Multi-turn attack support to all target types (Custom, Hugging Face, Bedrock, and Gemini) for both stateless conversation history and stateful session management.
Multi-turn attack support enables you to conduct sophisticated AI Red Teaming scenarios by maintaining conversation context across multiple interactions with your target language models, extending beyond basic single-turn testing to simulate realistic attack patterns where adversaries gradually manipulate model behavior through sequential prompts that mimic how actual users interact with AI systems in production environments.
When you configure multi-turn attacks, AI Red Teaming automatically manages conversation state, supporting both stateless APIs that use past conversations and stateful backends that maintain session context internally.
  • For stateless configurations, you specify the assistant role name used by your target API, and the system automatically builds and transmits the complete conversation history with each subsequent request.
  • For stateful configurations, you define how session identifiers are extracted from responses and injected into follow-up requests, allowing the system to maintain context without resending entire conversation histories.
AI Red Teaming supports all major LLM providers including OpenAI, Gemini, Bedrock, and Hugging Face while also accommodating custom endpoints through flexible configuration options that auto-detect common message formats.

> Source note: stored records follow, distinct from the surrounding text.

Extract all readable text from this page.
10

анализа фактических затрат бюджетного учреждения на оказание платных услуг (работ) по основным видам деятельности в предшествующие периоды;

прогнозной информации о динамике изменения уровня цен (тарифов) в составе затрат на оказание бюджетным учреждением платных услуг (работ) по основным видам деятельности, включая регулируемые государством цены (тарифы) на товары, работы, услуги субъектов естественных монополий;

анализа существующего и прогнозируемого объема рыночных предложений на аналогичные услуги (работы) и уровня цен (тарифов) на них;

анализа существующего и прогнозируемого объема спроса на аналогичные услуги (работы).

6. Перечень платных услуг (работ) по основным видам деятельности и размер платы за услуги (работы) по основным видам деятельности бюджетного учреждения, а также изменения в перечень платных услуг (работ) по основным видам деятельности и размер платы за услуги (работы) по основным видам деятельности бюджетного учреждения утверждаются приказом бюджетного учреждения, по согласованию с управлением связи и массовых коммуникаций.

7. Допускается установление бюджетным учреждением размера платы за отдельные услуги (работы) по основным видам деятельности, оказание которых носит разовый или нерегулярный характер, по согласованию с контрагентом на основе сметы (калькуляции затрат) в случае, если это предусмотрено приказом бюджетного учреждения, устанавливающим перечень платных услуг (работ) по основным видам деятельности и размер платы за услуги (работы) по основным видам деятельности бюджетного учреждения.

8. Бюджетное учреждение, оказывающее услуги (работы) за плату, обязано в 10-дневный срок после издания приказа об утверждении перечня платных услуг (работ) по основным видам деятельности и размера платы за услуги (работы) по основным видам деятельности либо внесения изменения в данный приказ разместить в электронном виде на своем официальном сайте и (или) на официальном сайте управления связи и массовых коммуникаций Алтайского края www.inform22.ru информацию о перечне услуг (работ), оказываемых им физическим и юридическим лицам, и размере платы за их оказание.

You can leverage multi-turn attacks to test sophisticated vulnerabilities that only emerge through extended conversations with AI agents, particularly when evaluating chatbots and virtual assistants that maintain memory across interactions to verify whether context from earlier turns can be exploited to bypass safety controls in later exchanges. If you are assessing custom API endpoints or self-hosted LLM backends, multi-turn testing reveals how these systems handle conversation state management and whether attackers could poison agent memory or create context confusion, while organizations migrating from one LLM provider to another can use multi-turn campaigns to ensure their new infrastructure maintains the same security posture across extended interactions.